If it helps, maybe just remind yourself “I am not her therapist. I am not her doctor. I am not her parents.” Her mental health isn’t your responsibility.
WickedAngelLove said:
NTA. She's literally trying to guilt trip you into staying and helping her. Are you a caregiver? Are you being paid to be her emotional support person? If the answer is no, you have to ask yourself why is she using you in this manner. How did you end up being her caretakers and the person who has to navigate her emotions? That's not your job. You aren't harshly leaving, you are leaving a toxic situation.

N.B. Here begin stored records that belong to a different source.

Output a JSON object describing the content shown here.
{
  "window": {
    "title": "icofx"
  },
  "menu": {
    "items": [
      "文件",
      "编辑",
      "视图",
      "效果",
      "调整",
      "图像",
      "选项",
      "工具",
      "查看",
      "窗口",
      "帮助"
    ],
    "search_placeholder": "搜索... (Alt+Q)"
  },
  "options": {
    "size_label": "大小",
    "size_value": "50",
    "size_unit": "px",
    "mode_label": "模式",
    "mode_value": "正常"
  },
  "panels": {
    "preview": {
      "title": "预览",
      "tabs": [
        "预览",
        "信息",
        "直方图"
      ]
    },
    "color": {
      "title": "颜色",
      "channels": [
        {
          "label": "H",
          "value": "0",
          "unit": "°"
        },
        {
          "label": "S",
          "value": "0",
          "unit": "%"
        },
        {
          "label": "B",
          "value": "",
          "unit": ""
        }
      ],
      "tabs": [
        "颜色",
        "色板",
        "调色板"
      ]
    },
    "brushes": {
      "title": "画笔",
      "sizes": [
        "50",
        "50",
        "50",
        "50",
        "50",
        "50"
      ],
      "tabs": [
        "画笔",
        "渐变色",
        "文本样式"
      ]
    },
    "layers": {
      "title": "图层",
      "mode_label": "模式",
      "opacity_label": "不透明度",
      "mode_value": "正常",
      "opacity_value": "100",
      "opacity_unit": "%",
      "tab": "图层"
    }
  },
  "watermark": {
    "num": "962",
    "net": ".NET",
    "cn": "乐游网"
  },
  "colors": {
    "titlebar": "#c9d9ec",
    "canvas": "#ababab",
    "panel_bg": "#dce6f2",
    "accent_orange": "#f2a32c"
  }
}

And honestly, if I were you, I'd try to move sooner and move while she is away from the house (but still pay your share of February) because she is going to cause a HUGE scene on the day you move out.
smileycat007 said:
Cover yourself legally. Make sure the landlord has it in writing you are moving out and not renewing your lease. Change your address with the post office and wherever you order from online. Take pictures of the place empty when you leave.
Expect retaliation.
be_sugary said:
Her family and loved ones should step up and step in.
YNTA. You have a duty of self care
houseonpost said:
It's also possible her family has continually stepped up. Her parents are cancelling their holiday. At some point she will burn through even her family. She needs to take care of her own mental health.
OP responded:
Her parents are burnt out, too. She told me that sometimes they hang up on her now when she calls them crying about something or other. That's one of the reasons I let this go on as long as it did, too, was because everyone leaves her pretty much for the same reason, but unfortunately she doesn't learn. I hope that she does after I go, but how things are looking so far, it doesn't seem like it.